The radiation of modern type bovidae (cattle) occurred in the grasslands that developed, much later from about 10 million years ago. The hominins, our immediate ancestors also inhabited these grasslands. Human Beings first appeared about 200,000 years ago. At the beginning of Day 6, the earth is portrayed as bringing forth, the living creature, cattle, the beast of the earth and the creeping thing. Only one of these creatures is readily identifiable, the cattle. And modern type cattle proliferated with the grassland that also gave rise to our hominin ancestors.
The term living creature used here, is the same that is used for the living creature of the water, and it can also be interpreted as living soul. The earth is credited with bringing forth the living creature, but that group is not later included in the list of those creatures that God made. Living creature can be interpreted as a catch-all term for the creatures of the other three groups. But it could equally, and more in line, with modern science, be understood as a term for the creature that God chose to remake to have dominion over the earth, Man in the Image of God. The latter interpretation being the one that is consistent with the findings of modern science.
There are a surprising number of similarities between our modern scientific understanding of how the world developed, and the ancient accounts of Genesis 1. Even the firmament, which is placed between, the waters above, and the waters beneath in Day 2 provides no problem if you understand it to be that which developed into the open firmament of heaven that the birds are portrayed as flying across in Day 5. I think there is sufficient to meet Huxley’s standard for divine inspiration.
However the cosmology of Genesis 1, is the medium not the message. Its message is political, advocating respect for the human, and delineating the role of government as an agency for the maintenance of stability and structure. Even without the amazing coincidences, it is consistent with divine inspiration.
It’s message is consistent with that of psychologist, Brad Bushman.
“I’ve been studying aggression for about 30 years, and I’ve seen that the most harmful belief that a person can have is that they’re superior to others,” Bushman said. “Men are better than women, my race is better than your race, my religion is superior to your religion.
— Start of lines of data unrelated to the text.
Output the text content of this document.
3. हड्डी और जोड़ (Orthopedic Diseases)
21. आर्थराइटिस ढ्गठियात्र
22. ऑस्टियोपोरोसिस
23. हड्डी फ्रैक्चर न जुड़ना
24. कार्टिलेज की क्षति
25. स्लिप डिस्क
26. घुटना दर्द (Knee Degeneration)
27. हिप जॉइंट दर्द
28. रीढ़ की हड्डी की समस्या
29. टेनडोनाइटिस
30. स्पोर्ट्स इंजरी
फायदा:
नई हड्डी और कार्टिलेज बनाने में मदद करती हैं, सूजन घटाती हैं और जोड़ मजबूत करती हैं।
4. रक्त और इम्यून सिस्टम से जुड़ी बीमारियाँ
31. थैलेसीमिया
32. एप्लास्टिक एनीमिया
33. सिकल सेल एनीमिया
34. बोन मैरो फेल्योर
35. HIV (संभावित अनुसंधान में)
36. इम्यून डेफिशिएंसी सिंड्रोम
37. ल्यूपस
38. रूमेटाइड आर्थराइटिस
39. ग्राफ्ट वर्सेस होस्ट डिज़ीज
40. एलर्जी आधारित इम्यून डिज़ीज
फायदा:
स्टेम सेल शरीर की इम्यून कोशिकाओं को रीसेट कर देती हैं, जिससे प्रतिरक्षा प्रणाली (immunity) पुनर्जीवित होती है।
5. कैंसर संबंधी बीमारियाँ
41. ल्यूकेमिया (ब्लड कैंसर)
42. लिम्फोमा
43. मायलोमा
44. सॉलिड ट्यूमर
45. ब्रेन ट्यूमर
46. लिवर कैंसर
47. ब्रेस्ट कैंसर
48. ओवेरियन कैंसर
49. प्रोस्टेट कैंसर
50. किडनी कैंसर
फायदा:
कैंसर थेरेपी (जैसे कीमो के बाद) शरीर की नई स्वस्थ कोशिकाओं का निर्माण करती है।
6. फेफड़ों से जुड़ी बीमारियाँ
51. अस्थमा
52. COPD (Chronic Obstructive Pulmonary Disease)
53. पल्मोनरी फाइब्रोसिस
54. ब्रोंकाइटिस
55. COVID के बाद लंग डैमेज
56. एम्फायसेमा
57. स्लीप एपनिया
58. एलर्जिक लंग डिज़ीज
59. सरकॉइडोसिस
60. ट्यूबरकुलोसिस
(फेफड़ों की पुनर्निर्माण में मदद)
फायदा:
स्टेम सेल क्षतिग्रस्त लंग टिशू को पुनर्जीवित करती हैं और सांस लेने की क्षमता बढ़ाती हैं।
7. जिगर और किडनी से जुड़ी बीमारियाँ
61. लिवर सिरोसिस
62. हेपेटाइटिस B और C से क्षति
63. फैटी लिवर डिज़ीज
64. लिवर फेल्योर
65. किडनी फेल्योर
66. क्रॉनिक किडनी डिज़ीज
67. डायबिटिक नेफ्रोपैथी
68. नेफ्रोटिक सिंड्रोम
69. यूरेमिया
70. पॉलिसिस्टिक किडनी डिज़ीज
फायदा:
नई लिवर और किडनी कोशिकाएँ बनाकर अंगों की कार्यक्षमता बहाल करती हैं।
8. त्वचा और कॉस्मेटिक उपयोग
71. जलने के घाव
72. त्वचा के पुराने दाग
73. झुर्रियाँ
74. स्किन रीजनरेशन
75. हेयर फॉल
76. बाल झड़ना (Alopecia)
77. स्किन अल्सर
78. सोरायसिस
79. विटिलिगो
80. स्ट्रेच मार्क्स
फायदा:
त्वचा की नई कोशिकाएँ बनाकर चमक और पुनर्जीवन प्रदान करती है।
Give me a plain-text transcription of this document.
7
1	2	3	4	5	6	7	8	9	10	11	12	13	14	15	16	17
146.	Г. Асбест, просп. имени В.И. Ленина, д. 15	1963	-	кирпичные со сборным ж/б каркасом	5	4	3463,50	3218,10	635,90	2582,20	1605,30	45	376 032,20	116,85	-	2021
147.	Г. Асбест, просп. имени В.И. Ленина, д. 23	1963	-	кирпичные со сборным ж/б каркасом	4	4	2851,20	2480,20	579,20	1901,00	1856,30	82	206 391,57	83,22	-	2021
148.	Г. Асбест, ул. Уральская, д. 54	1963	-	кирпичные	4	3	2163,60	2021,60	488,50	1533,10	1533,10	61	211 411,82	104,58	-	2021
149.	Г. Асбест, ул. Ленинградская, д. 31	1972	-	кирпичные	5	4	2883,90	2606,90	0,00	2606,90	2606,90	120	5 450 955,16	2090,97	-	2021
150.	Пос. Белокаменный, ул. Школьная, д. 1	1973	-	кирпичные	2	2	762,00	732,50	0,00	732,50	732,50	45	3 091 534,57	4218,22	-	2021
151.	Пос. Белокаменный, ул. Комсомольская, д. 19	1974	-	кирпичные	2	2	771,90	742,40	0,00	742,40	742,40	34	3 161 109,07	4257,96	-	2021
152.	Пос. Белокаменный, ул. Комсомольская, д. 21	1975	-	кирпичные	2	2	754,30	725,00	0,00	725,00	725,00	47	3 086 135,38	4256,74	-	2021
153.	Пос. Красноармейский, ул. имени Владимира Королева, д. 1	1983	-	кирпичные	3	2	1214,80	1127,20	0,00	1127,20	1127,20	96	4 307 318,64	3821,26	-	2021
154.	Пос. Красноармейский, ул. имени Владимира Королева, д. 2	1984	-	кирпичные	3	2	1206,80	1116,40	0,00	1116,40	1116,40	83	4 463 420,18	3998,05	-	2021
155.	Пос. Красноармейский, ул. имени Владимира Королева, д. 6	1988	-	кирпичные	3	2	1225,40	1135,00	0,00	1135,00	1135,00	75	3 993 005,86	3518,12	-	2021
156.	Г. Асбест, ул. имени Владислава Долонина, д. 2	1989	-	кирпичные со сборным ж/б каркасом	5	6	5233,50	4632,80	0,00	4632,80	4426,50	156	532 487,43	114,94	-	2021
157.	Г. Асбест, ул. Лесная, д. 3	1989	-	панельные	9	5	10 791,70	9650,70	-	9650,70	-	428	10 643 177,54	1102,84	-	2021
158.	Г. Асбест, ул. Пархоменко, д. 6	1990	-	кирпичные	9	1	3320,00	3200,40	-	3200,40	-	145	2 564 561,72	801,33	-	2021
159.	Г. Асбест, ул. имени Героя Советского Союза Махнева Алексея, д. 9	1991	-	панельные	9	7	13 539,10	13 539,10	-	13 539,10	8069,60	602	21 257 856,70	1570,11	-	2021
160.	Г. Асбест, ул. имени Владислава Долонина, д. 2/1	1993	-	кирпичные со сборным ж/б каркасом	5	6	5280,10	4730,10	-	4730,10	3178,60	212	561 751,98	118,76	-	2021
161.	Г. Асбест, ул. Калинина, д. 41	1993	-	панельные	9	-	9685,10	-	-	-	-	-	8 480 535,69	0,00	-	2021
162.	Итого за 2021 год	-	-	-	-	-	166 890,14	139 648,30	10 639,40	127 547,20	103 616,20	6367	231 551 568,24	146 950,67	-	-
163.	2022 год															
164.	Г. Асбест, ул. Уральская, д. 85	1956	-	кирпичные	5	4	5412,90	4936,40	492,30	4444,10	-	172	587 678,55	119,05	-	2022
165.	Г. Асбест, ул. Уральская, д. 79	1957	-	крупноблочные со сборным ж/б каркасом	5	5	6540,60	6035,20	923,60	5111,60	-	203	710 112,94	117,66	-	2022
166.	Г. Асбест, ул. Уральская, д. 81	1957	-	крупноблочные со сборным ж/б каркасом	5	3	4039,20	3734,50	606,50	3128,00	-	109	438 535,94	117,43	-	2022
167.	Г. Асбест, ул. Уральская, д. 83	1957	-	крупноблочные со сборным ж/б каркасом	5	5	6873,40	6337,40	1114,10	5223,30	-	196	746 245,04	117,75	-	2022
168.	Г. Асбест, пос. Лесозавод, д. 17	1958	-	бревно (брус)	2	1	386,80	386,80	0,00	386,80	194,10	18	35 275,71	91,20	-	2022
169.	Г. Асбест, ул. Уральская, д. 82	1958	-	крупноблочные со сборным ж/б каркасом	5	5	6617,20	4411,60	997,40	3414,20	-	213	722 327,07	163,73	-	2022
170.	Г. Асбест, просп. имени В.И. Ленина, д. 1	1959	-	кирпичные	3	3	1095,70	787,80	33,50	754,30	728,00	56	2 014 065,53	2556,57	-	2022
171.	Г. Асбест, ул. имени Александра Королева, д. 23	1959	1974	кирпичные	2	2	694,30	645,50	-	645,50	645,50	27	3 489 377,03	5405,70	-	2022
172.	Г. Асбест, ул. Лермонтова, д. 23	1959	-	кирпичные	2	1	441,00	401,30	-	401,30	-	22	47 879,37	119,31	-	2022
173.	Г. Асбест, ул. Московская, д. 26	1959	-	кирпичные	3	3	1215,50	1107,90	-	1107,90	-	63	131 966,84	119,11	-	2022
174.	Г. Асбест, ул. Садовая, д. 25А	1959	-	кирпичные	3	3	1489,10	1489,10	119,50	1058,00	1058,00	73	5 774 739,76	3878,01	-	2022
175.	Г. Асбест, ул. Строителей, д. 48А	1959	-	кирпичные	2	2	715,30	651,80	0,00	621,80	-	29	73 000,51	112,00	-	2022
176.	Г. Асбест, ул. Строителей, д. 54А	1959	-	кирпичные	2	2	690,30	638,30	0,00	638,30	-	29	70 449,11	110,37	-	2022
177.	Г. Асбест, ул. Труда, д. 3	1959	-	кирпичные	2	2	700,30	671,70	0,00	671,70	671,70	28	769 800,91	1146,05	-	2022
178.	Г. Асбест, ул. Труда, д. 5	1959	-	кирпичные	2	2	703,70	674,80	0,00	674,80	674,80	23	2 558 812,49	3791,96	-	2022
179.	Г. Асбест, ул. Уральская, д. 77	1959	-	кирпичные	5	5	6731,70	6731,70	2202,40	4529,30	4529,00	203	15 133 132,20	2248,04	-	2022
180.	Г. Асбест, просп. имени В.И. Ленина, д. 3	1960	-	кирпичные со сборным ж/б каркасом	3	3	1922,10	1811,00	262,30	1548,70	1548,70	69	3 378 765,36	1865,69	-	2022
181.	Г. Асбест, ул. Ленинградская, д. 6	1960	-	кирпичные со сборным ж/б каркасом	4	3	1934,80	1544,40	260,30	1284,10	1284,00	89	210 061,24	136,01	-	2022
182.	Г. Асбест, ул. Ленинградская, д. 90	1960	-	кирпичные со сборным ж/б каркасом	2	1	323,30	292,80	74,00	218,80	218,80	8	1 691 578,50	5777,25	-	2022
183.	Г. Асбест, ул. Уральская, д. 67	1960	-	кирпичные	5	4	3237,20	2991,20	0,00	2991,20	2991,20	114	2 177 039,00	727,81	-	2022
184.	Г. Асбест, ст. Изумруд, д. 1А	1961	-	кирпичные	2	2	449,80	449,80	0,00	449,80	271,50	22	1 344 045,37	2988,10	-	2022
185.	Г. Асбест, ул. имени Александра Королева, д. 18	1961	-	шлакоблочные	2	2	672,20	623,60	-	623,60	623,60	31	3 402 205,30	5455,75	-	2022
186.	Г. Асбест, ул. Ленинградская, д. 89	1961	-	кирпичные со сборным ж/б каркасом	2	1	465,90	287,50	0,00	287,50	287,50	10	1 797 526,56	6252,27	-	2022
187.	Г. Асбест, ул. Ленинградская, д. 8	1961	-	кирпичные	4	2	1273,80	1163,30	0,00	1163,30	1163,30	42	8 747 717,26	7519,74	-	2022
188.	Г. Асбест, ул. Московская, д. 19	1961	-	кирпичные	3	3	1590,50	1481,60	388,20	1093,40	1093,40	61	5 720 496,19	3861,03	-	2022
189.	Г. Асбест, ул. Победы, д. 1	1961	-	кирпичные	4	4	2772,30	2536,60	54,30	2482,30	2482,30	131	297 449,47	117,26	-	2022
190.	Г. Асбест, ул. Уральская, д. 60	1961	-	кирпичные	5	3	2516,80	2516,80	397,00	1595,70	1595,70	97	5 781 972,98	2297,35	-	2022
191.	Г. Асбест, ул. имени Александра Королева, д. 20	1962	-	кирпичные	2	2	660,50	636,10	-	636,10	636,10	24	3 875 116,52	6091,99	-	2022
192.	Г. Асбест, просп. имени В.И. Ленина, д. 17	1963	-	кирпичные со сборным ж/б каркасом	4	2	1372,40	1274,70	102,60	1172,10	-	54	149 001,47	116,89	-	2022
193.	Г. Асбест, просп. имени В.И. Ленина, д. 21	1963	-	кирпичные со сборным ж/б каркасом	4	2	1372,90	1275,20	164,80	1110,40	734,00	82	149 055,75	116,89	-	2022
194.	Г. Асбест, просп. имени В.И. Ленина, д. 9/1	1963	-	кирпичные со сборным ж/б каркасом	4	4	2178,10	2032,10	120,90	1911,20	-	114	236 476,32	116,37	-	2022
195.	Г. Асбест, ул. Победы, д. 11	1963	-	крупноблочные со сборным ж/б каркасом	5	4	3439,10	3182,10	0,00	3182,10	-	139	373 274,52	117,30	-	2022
When people believe they’re better than other people, they act accordingly.”
He hopes that more research can help us understand where narcissism comes from, and perhaps help us to stem the tide. “If people could believe that everyone on the planet is part of the same human family, and deserves the same respect, so many problems would be solved,” he said.
Rachel Feltman You only need a one-question test to identify a narcissist. Washington Post August 2014.
The message of Genesis 1 is embedded in a story that fits in surprising detail with our modern understanding of the earth’s history. It’s message that all humans are of infinite value, bearers of the image of God; and all entitled to play their part in the ruling of the earth; is one that the world, caught as it is in the narcissism of power, still does not hear.